Retiring Abroad

The lure of an affordable cost of living and temperate climates is leading a growing number of Americans to retire abroad. Many others are looking at the financial aspects of the idea. In some cases it may be a return to one’s native country or that of one’s forebears. Perhaps it’s to a place where one once worked or studied. As proof that the attraction of foreign countries is strong, over 400,000 Social Security checks are mailed abroad each year, according to The Only Retirement Guide You’ll Ever Need by Kathryn and Ross Petras (Simon & Schuster).

The trend is likely to continue, according to a recent article in The New York Times. In 2006 the first of the baby-boomers begin to reach age 60, at a rate of more than 4 million people a year.

Are you considering the possibility of retiring overseas? The following considerations should be examined carefully prior to any decision to have a foreign retirement.

Your place of destination

If you are not completely familiar with the strength of the foreign country’s government or its financial institutions, make that task your starting point. Stability is the key, says John Briley, senior managing editor for iJet Intelligent Risk Systems, an organization that monitors security around the world. Briley recommends that retirees should consider issues such as racism, police corruption, organized crime and terrorism.

With regard to real estate, Briley notes that although home prices may seem very attractive by comparison with the U.S. market, you should make certain that the amenities that you seek are available where you ultimately will make your home.

U.S. taxes

U.S. taxes are payable on pensions sent abroad. An exclusion does apply up to a certain limit for income earned abroad. Depending upon your state, you may not be liable for state taxes.

Foreign taxes

Foreign taxes vary enormously, depending upon the country that you choose. Tax treaties between the U.S. and other countries often determine the amount payable. You can obtain a list of treaty countries and tax rates by obtaining IRS Publication 901 (U.S. Tax Treaties),  available at www.irs.gov/pub/irs-pdf/p901.pdf or by calling 1-800-TAX-FORM (1.800.829.3676). Provincial or local taxes also may apply.

For example, Canada’s federal and provincial tax bite can be as much as 50%. Don’t forget about inheritance taxes. Many countries have strict rules regarding disposal of an estate upon death.
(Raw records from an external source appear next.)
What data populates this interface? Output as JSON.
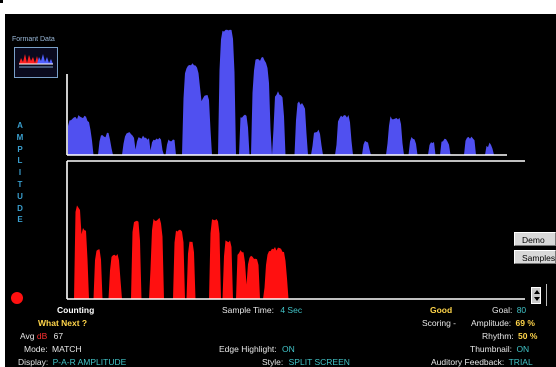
{
  "thumbnail": {
    "label": "Formant Data"
  },
  "axis": {
    "label": "AMPLITUDE"
  },
  "buttons": {
    "demo": "Demo",
    "samples": "Samples"
  },
  "status": {
    "state": "Counting",
    "what_next": "What Next ?",
    "avg_label": "Avg",
    "avg_unit": "dB",
    "avg_value": "67",
    "sample_time_label": "Sample Time:",
    "sample_time_value": "4 Sec",
    "rating": "Good",
    "goal_label": "Goal:",
    "goal_value": "80",
    "scoring_label": "Scoring -",
    "amplitude_label": "Amplitude:",
    "amplitude_value": "69 %",
    "rhythm_label": "Rhythm:",
    "rhythm_value": "50 %",
    "mode_label": "Mode:",
    "mode_value": "MATCH",
    "edge_label": "Edge Highlight:",
    "edge_value": "ON",
    "thumbnail_label": "Thumbnail:",
    "thumbnail_value": "ON",
    "display_label": "Display:",
    "display_value": "P-A-R AMPLITUDE",
    "style_label": "Style:",
    "style_value": "SPLIT SCREEN",
    "feedback_label": "Auditory Feedback:",
    "feedback_value": "TRIAL"
  },
  "colors": {
    "background": "#000000",
    "target_wave": "#5050f0",
    "attempt_wave": "#ff1010",
    "label_cyan": "#41c4c8",
    "label_yellow": "#ffd54a"
  }
}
Hint: You may be able to shelter some pension funds from foreign taxation by rolling the assets into an IRA. Check with your accountant or a foreign tax specialist to determine whether the foreign country would view a rollover as nontaxable capital.

Social Security

In most cases Social Security checks will continue to be issued. However, there are exceptions for residents of certain countries. In the past these tended to be the communist countries, but those on the government’s list of terrorist hotspots also may be restricted.

Insurance

Medicare doesn’t cover care outside the U.S. and its territories, except for certain Canadian and Mexican facilities. Because many employers’ health-care insurance plans are tied to Medicare, such plans may change for participants who move abroad. The solution can be insuring yourself with the national insurance of your country of residence. This insurance (particularly in Europe) may be relatively inexpensive. Check with the country’s embassy to find out more.

Currency fluctuations

If the local currency is low against the dollar, your pension payments (in dollars) will buy more local currency. But the opposite always can be true in a changing global money market. Protections? Invest some money in local currency, such as money market or mutual funds, as a hedge against upward swings. Or think about an interest-bearing account in the U.S. that pays interest in foreign currency. This account also may maintain the protection of FDIC insurance, which you lose overseas. In either case, you may wish to invest with a U.S. company’s branches abroad or with large multinational firms.

A checklist

Still and all, for those with the will, the way and the resources, the world is your oyster at retirement. To help you plan, here’s a short checklist of important practical matters:

• Make sure that you have revisited the country and locale at least once close to the time of your retirement.
• Apply for a residency visa and other documents early. Be mindful of fraud if you choose a private emigration service.
• Research shipping methods and firms. If duty-free entry is not so compelling, consider what you’ll want to sell and repurchase abroad (washing machines, TVs, etc.).
• Inventory in writing exactly what you are taking.

And most important: Bon voyage! Don’t forget to revisit us soon.